Acquiring scientific knowledge and skills requires persisting through challenges, yet it has become increasingly common for parents in the United States to step in and solve problems for their children. This type of over-engaged parenting leads preschool-age children to have lower persistence, lower executive function, and worse reading and math achievement in grade school across socioeconomic backgrounds. Prior work leaves open major theoretical and practical questions about the beliefs that drive over-engaged parenting and children’s response to it. Our research aims to fill these gaps by examining the causes and consequences of over-engaged parenting so that we can better understand how caregivers can support children's scientific success upon school entry.

Full Description

Acquiring scientific knowledge and skills requires persisting through challenges, yet it has become increasingly common for parents in the United States to step in and solve problems for their children. This type of over-engaged parenting leads preschool-age children to have lower persistence, lower executive function, and worse reading and math achievement in grade school across socioeconomic backgrounds. However, prior work leaves open major theoretical and practical questions about the beliefs that drive over-engaged parenting and children’s response to it. Our research aims to fill these gaps by examining the causes and consequences of over-engaged parenting so that we can better understand how caregivers can support children's scientific success upon school entry.

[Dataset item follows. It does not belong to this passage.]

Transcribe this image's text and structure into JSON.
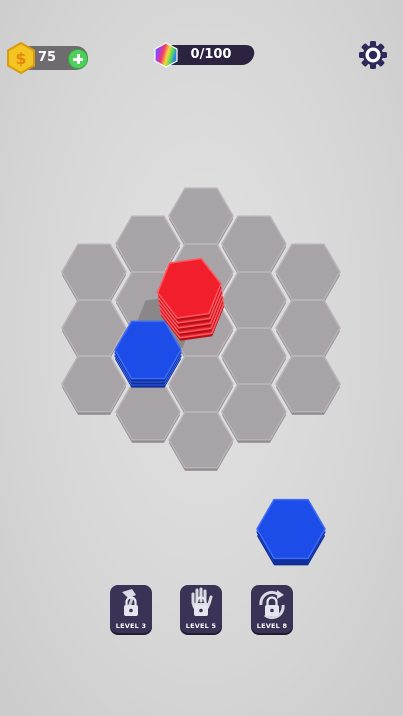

The proposed research will take a multi-method approach to uncover the basic cognitive mechanisms underlying caregivers' over-engaged behavior and children's response to it.  In Study 1, researchers will employ observational and experimental methods to test whether parents’ beliefs about learning and task outcome drive their over-engaged behavior on science and non-science tasks. In Study 2, researchers will conduct experiments to determine which inferences drive the demotivating effects of over-engaged parenting on young children’s science persistence, as well as how parents can be involved in children's lives without undermining their motivation. In Study 3, researchers will run a longitudinal study assessing how over-engaged parenting during the preschool years relates to children’s science engagement and achievement during the transition to formal schooling. These studies will be conducted in collaboration with community partners, schools, and science museums to ensure the inclusion of families from diverse backgrounds. Taken together, the results will provide critical insight into how caregivers can foster young children's science motivation and achievement.